間近な恐怖
「で、なんで俺たちがここにいるって気づいたんだ?」
俺たちはあの沼から抜け出し、近くの教室に入っていた。
「僕たちのところにあの少女が現れて、屋上に来てと言われまして…」
「なるほどな…」
なんとなく考えていた。あいつは俺たちのところにしか現れていないのかと。だが今回はあいつのおかげで助かったと言えるだろう。

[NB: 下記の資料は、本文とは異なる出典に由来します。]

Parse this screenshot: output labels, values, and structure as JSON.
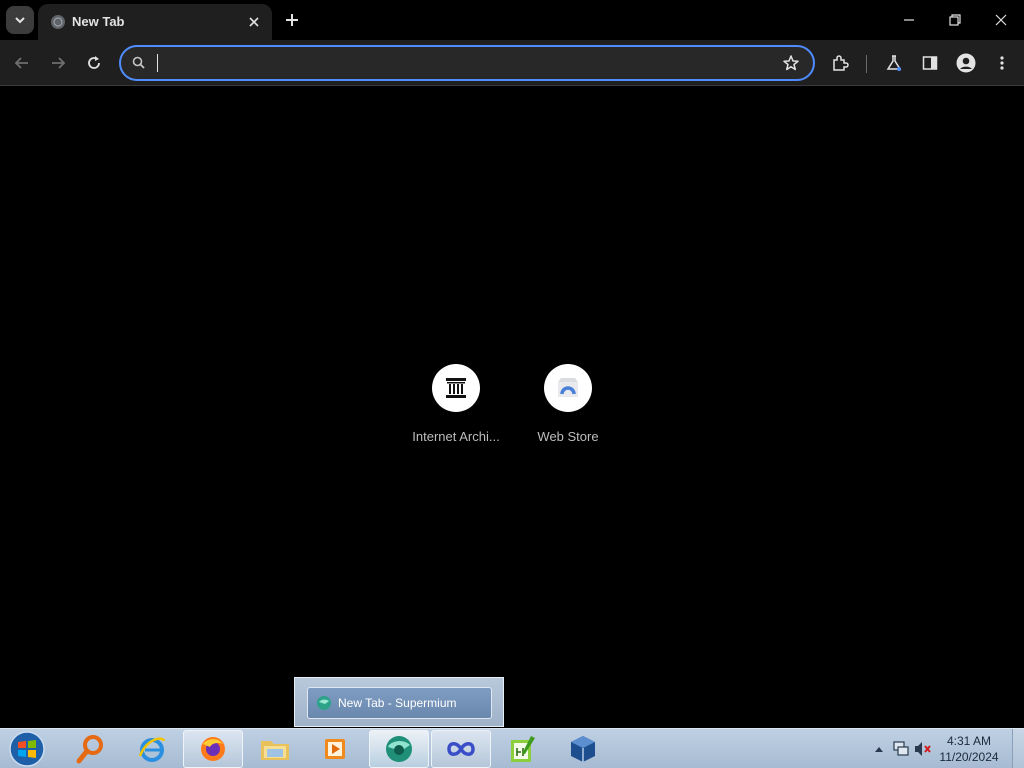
{
  "tab": {
    "title": "New Tab"
  },
  "omnibox": {
    "value": "",
    "placeholder": ""
  },
  "shortcuts": [
    {
      "label": "Internet Archi..."
    },
    {
      "label": "Web Store"
    }
  ],
  "taskbar": {
    "thumbnail_label": "New Tab - Supermium",
    "clock_time": "4:31 AM",
    "clock_date": "11/20/2024"
  },
  "colors": {
    "omnibox_focus": "#4f8cff",
    "toolbar_bg": "#1f1f1f",
    "page_bg": "#000000"
  },
  "icons": [
    "chevron-down-icon",
    "globe-icon",
    "close-icon",
    "plus-icon",
    "minimize-icon",
    "restore-icon",
    "back-icon",
    "forward-icon",
    "reload-icon",
    "search-icon",
    "star-icon",
    "extensions-icon",
    "flask-icon",
    "side-panel-icon",
    "profile-icon",
    "kebab-menu-icon",
    "archive-building-icon",
    "web-store-icon",
    "windows-start-icon",
    "magnifier-app-icon",
    "ie-icon",
    "firefox-icon",
    "folder-icon",
    "media-player-icon",
    "supermium-icon",
    "infinity-app-icon",
    "notepad-plus-icon",
    "virtualbox-icon",
    "tray-arrow-icon",
    "network-icon",
    "volume-muted-icon"
  ]
}
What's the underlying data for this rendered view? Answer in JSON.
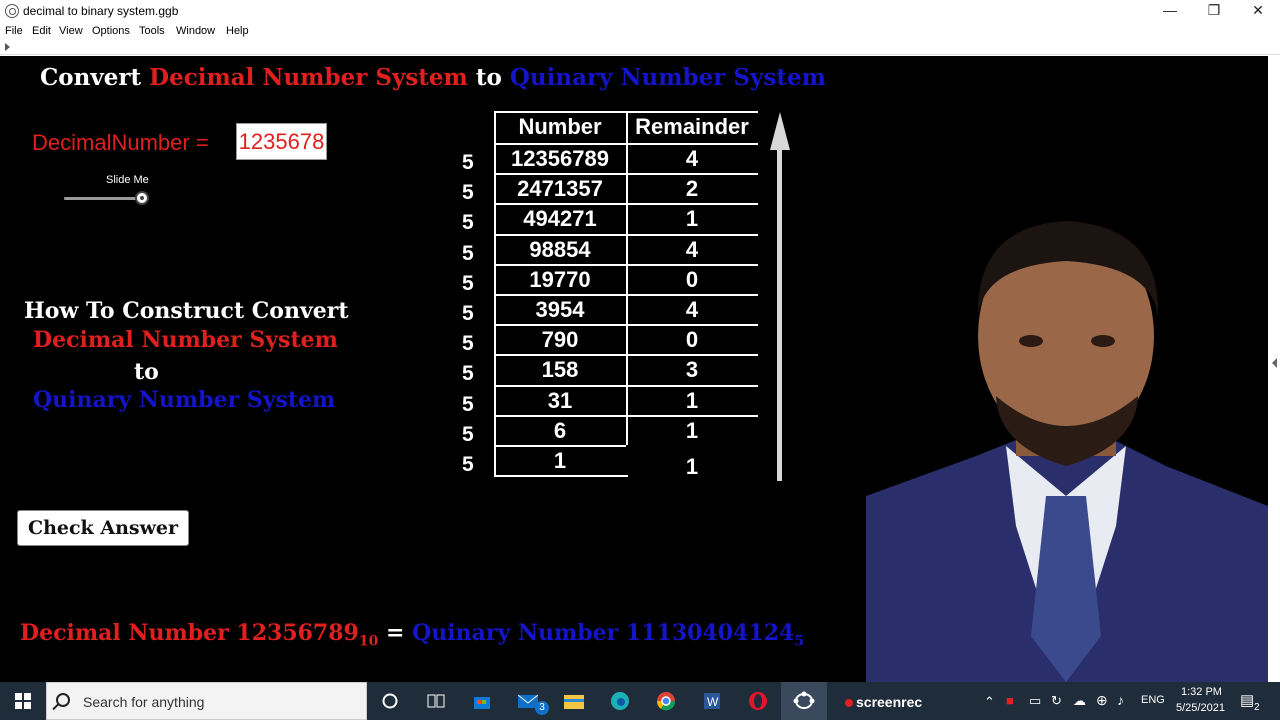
{
  "window": {
    "title": "decimal to binary system.ggb",
    "minimize": "—",
    "maximize": "❐",
    "close": "✕"
  },
  "menu": [
    "File",
    "Edit",
    "View",
    "Options",
    "Tools",
    "Window",
    "Help"
  ],
  "heading": {
    "part1": "Convert ",
    "part2": "Decimal Number System",
    "part3": " to ",
    "part4": "Quinary Number System"
  },
  "decimal_input": {
    "label": "DecimalNumber = ",
    "value": "1235678"
  },
  "slider": {
    "label": "Slide Me",
    "level": 1.0
  },
  "howto": {
    "line1": "How To Construct Convert",
    "line2": "Decimal Number System",
    "line3": "to",
    "line4": "Quinary Number System"
  },
  "check_button": "Check Answer",
  "table": {
    "header_number": "Number",
    "header_remainder": "Remainder",
    "divisor": "5",
    "rows": [
      {
        "number": "12356789",
        "remainder": "4"
      },
      {
        "number": "2471357",
        "remainder": "2"
      },
      {
        "number": "494271",
        "remainder": "1"
      },
      {
        "number": "98854",
        "remainder": "4"
      },
      {
        "number": "19770",
        "remainder": "0"
      },
      {
        "number": "3954",
        "remainder": "4"
      },
      {
        "number": "790",
        "remainder": "0"
      },
      {
        "number": "158",
        "remainder": "3"
      },
      {
        "number": "31",
        "remainder": "1"
      },
      {
        "number": "6",
        "remainder": "1"
      },
      {
        "number": "1",
        "remainder": "1"
      }
    ]
  },
  "result": {
    "decimal_label": "Decimal Number 12356789",
    "decimal_base": "10",
    "equals": " = ",
    "quinary_label": "Quinary Number 11130404124",
    "quinary_base": "5"
  },
  "taskbar": {
    "search_placeholder": "Search for anything",
    "mail_badge": "3",
    "screenrec": "screenrec",
    "language": "ENG",
    "time": "1:32 PM",
    "date": "5/25/2021",
    "notification_count": "2"
  },
  "colors": {
    "red": "#e0201e",
    "blue": "#1414c8",
    "canvas": "#000000"
  }
}
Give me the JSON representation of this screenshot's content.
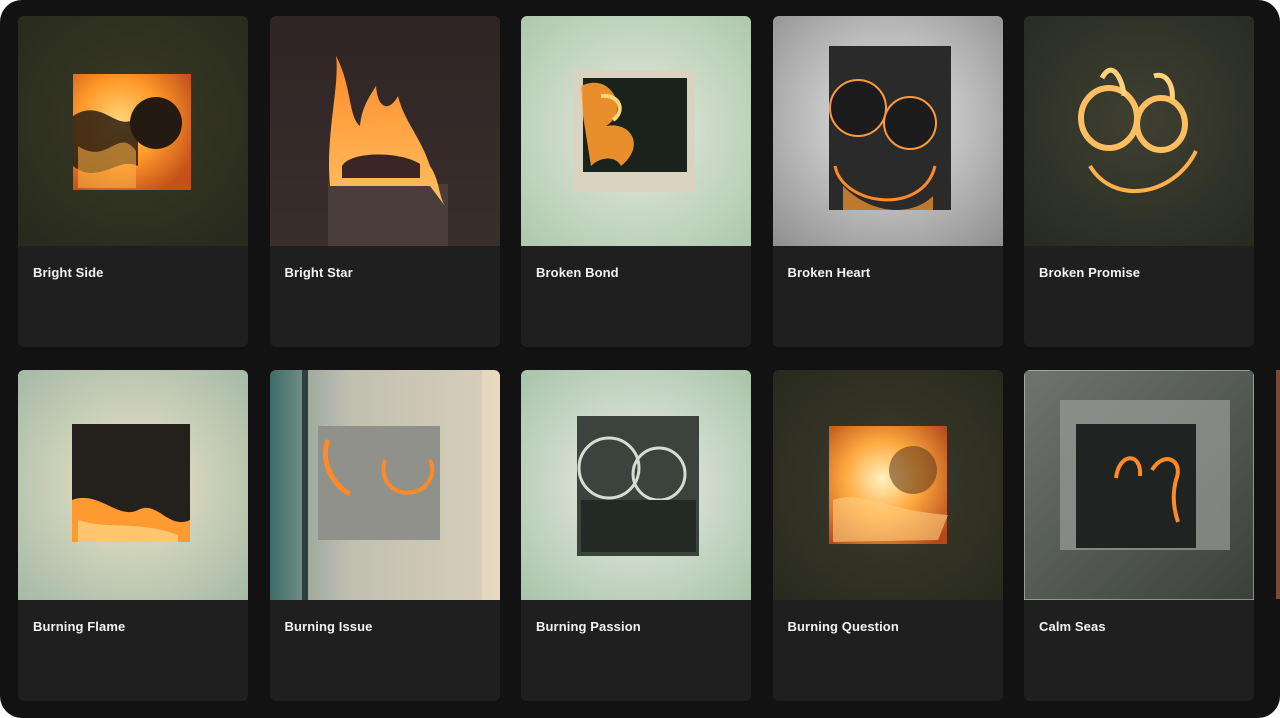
{
  "gallery": {
    "items": [
      {
        "title": "Bright Side"
      },
      {
        "title": "Bright Star"
      },
      {
        "title": "Broken Bond"
      },
      {
        "title": "Broken Heart"
      },
      {
        "title": "Broken Promise"
      },
      {
        "title": "Burning Flame"
      },
      {
        "title": "Burning Issue"
      },
      {
        "title": "Burning Passion"
      },
      {
        "title": "Burning Question"
      },
      {
        "title": "Calm Seas"
      }
    ]
  },
  "colors": {
    "page_background": "#121212",
    "card_background": "#1f1f1f",
    "title_text": "#f2f2f2",
    "flame_orange": "#ff9a2a"
  }
}
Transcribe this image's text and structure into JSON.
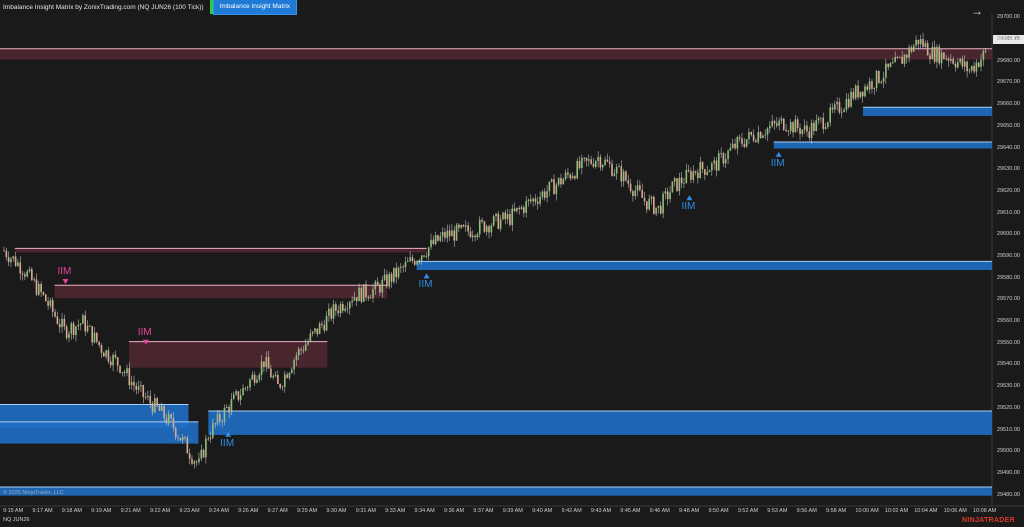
{
  "header": {
    "title": "Imbalance Insight Matrix by ZonixTrading.com (NQ JUN26 (100 Tick))",
    "indicator_button": "Imbalance Insight Matrix"
  },
  "arrow_icon": "arrow-right-icon",
  "footer": {
    "instrument": "NQ JUN26",
    "copyright": "© 2026 NinjaTrader, LLC",
    "brand": "NINJATRADER"
  },
  "colors": {
    "background": "#1a1a1a",
    "bull_candle": "#8fbf7a",
    "bear_candle": "#d9a890",
    "bull_zone": "#1f6fc4",
    "bear_zone": "#5a2a35",
    "bear_marker": "#e8459a",
    "bull_marker": "#2f8fe8",
    "brand": "#e03a2a"
  },
  "chart_data": {
    "type": "candlestick",
    "title": "Imbalance Insight Matrix by ZonixTrading.com (NQ JUN26 (100 Tick))",
    "last_price": "29685.75",
    "y_ticks": [
      "29700.00",
      "29690.00",
      "29680.00",
      "29670.00",
      "29660.00",
      "29650.00",
      "29640.00",
      "29630.00",
      "29620.00",
      "29610.00",
      "29600.00",
      "29590.00",
      "29580.00",
      "29570.00",
      "29560.00",
      "29550.00",
      "29540.00",
      "29530.00",
      "29520.00",
      "29510.00",
      "29500.00",
      "29490.00",
      "29480.00"
    ],
    "ylim": [
      29478,
      29702
    ],
    "x_ticks": [
      "9:15 AM",
      "9:17 AM",
      "9:18 AM",
      "9:19 AM",
      "9:21 AM",
      "9:22 AM",
      "9:23 AM",
      "9:24 AM",
      "9:26 AM",
      "9:27 AM",
      "9:29 AM",
      "9:30 AM",
      "9:31 AM",
      "9:33 AM",
      "9:34 AM",
      "9:36 AM",
      "9:37 AM",
      "9:39 AM",
      "9:40 AM",
      "9:42 AM",
      "9:43 AM",
      "9:45 AM",
      "9:46 AM",
      "9:48 AM",
      "9:50 AM",
      "9:52 AM",
      "9:53 AM",
      "9:56 AM",
      "9:58 AM",
      "10:00 AM",
      "10:02 AM",
      "10:04 AM",
      "10:06 AM",
      "10:08 AM"
    ],
    "price_path": [
      [
        0,
        29593
      ],
      [
        8,
        29585
      ],
      [
        18,
        29570
      ],
      [
        26,
        29556
      ],
      [
        34,
        29560
      ],
      [
        42,
        29548
      ],
      [
        50,
        29540
      ],
      [
        58,
        29528
      ],
      [
        66,
        29520
      ],
      [
        73,
        29512
      ],
      [
        80,
        29500
      ],
      [
        84,
        29494
      ],
      [
        88,
        29508
      ],
      [
        96,
        29520
      ],
      [
        104,
        29530
      ],
      [
        112,
        29542
      ],
      [
        118,
        29530
      ],
      [
        126,
        29545
      ],
      [
        134,
        29555
      ],
      [
        142,
        29565
      ],
      [
        150,
        29572
      ],
      [
        160,
        29575
      ],
      [
        170,
        29583
      ],
      [
        180,
        29592
      ],
      [
        190,
        29600
      ],
      [
        200,
        29602
      ],
      [
        208,
        29605
      ],
      [
        218,
        29608
      ],
      [
        226,
        29615
      ],
      [
        236,
        29622
      ],
      [
        246,
        29630
      ],
      [
        256,
        29636
      ],
      [
        266,
        29628
      ],
      [
        276,
        29616
      ],
      [
        282,
        29612
      ],
      [
        288,
        29622
      ],
      [
        298,
        29630
      ],
      [
        306,
        29632
      ],
      [
        316,
        29642
      ],
      [
        326,
        29648
      ],
      [
        336,
        29652
      ],
      [
        346,
        29648
      ],
      [
        356,
        29655
      ],
      [
        366,
        29665
      ],
      [
        376,
        29672
      ],
      [
        386,
        29680
      ],
      [
        394,
        29690
      ],
      [
        400,
        29684
      ],
      [
        408,
        29682
      ],
      [
        416,
        29676
      ],
      [
        424,
        29685
      ]
    ],
    "x_span": 424,
    "zones": [
      {
        "dir": "bear",
        "top": 29686,
        "bottom": 29681,
        "from": 0,
        "to": 1.0
      },
      {
        "dir": "bear",
        "top": 29594,
        "bottom": 29592,
        "from": 0.015,
        "to": 0.43
      },
      {
        "dir": "bear",
        "top": 29577,
        "bottom": 29571,
        "from": 0.055,
        "to": 0.39
      },
      {
        "dir": "bear",
        "top": 29551,
        "bottom": 29539,
        "from": 0.13,
        "to": 0.33
      },
      {
        "dir": "bull",
        "top": 29588,
        "bottom": 29584,
        "from": 0.42,
        "to": 1.0
      },
      {
        "dir": "bull",
        "top": 29659,
        "bottom": 29655,
        "from": 0.87,
        "to": 1.0
      },
      {
        "dir": "bull",
        "top": 29643,
        "bottom": 29640,
        "from": 0.78,
        "to": 1.0
      },
      {
        "dir": "bull",
        "top": 29522,
        "bottom": 29511,
        "from": 0.0,
        "to": 0.19
      },
      {
        "dir": "bull",
        "top": 29514,
        "bottom": 29504,
        "from": 0.0,
        "to": 0.2
      },
      {
        "dir": "bull",
        "top": 29519,
        "bottom": 29508,
        "from": 0.21,
        "to": 1.0
      },
      {
        "dir": "bull",
        "top": 29484,
        "bottom": 29480,
        "from": 0.0,
        "to": 1.0
      }
    ],
    "markers": [
      {
        "label": "IIM",
        "dir": "bear",
        "price": 29578,
        "at": 0.066
      },
      {
        "label": "IIM",
        "dir": "bear",
        "price": 29550,
        "at": 0.147
      },
      {
        "label": "IIM",
        "dir": "bull",
        "price": 29509,
        "at": 0.23
      },
      {
        "label": "IIM",
        "dir": "bull",
        "price": 29582,
        "at": 0.43
      },
      {
        "label": "IIM",
        "dir": "bull",
        "price": 29618,
        "at": 0.695
      },
      {
        "label": "IIM",
        "dir": "bull",
        "price": 29638,
        "at": 0.785
      }
    ]
  }
}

「それで、どうしますか?あの状態じゃ階段からは登れなさそうですし…」
「…そうだな…」
「エレベーターはどうだ?」
「え?」
声を出したのは裕司だった。
「エレベーターなんてあったか?」
「いや、まだ見てないが、春導学園ならエレベーターがあったはずだ」
確かに春導学園にはエレベーターがあった。だが使用は教師限定で、教職員が持っているカードをかざして動かす感じだ。
「まあ、学園に似てるからあり得るが…」
「エレベーターはあまり使いたくないわね」
「え!なんで!」
「…密閉」
そこで初めて陽奈が声を出した。密閉、その通りだ。エレベーターは密閉された空間になってしまう。さっきみたいなことが起きたら次は助けは来ないだろう。
「じゃあどうするんだよ!」
「外からとかは行けないわけ?」
「外からか…」
エレベーターはなしとして、外からも否定したら上に行く方法がなくなる。試すのはありかもしれない。
「行ってみるか」
俺たちは教室の窓を開ける。外は闇に包まれ、地面すら見ることは叶わない。
「さて、どうやって上に行くかだな…」
窓は全て閉まっている。こんな学校でも戸締りはちゃんとされているらしい。俺がどうするか悩んでいるとズリズリと引きずる音が近づいてくる。
「マジか!」
「急いでください!」
「クソ…上は無理だ!下に下がるぞ!」
俺は窓ガラスを近くの椅子で叩き割り、そこにロープを縛り付ける。ロープをつたっており、勢いをつけて下の階の窓を破る。
「全員降りてこい!」
一人一人順々に降りてくる。残りは薫と玲奈だけとなった。そして玲奈が降りる時だった。ブチッとロープが切れる。ガラスを割った時、綺麗に割っていなかったため、鋭くなったガラスの破片がロープを傷つけ切ったのだ。俺は咄嗟にロープを掴み裕司たちと一緒に引き上げる。
「薫!大丈夫か!」
「大丈夫です。僕は1人でなんとかしてみます。」
ガラガラと上の階から扉が開く音、そしてズリズリと引き摺る音が聞こえてくる。
「…こうなったら死ぬ気で足掻いてやるっ!」
椅子や机が倒れる音、そして何かが潰れる音が聞こえた。
「薫?」
玲奈が恐る恐る名前を呼ぶ。それに対して返事は返ってこない。
「いやぁぁぁあぁ」
玲奈はその場で泣き崩れた。それは愛する彼が死んだかもしれないと言う悲しみからくるものだろう。そして再びズリッズリッと何かを引きずる音が聞こえ始める。
ここは現実ではない。そう思いたくてしょうがない。そう思わせる理由がまたひとつ増えてしまった。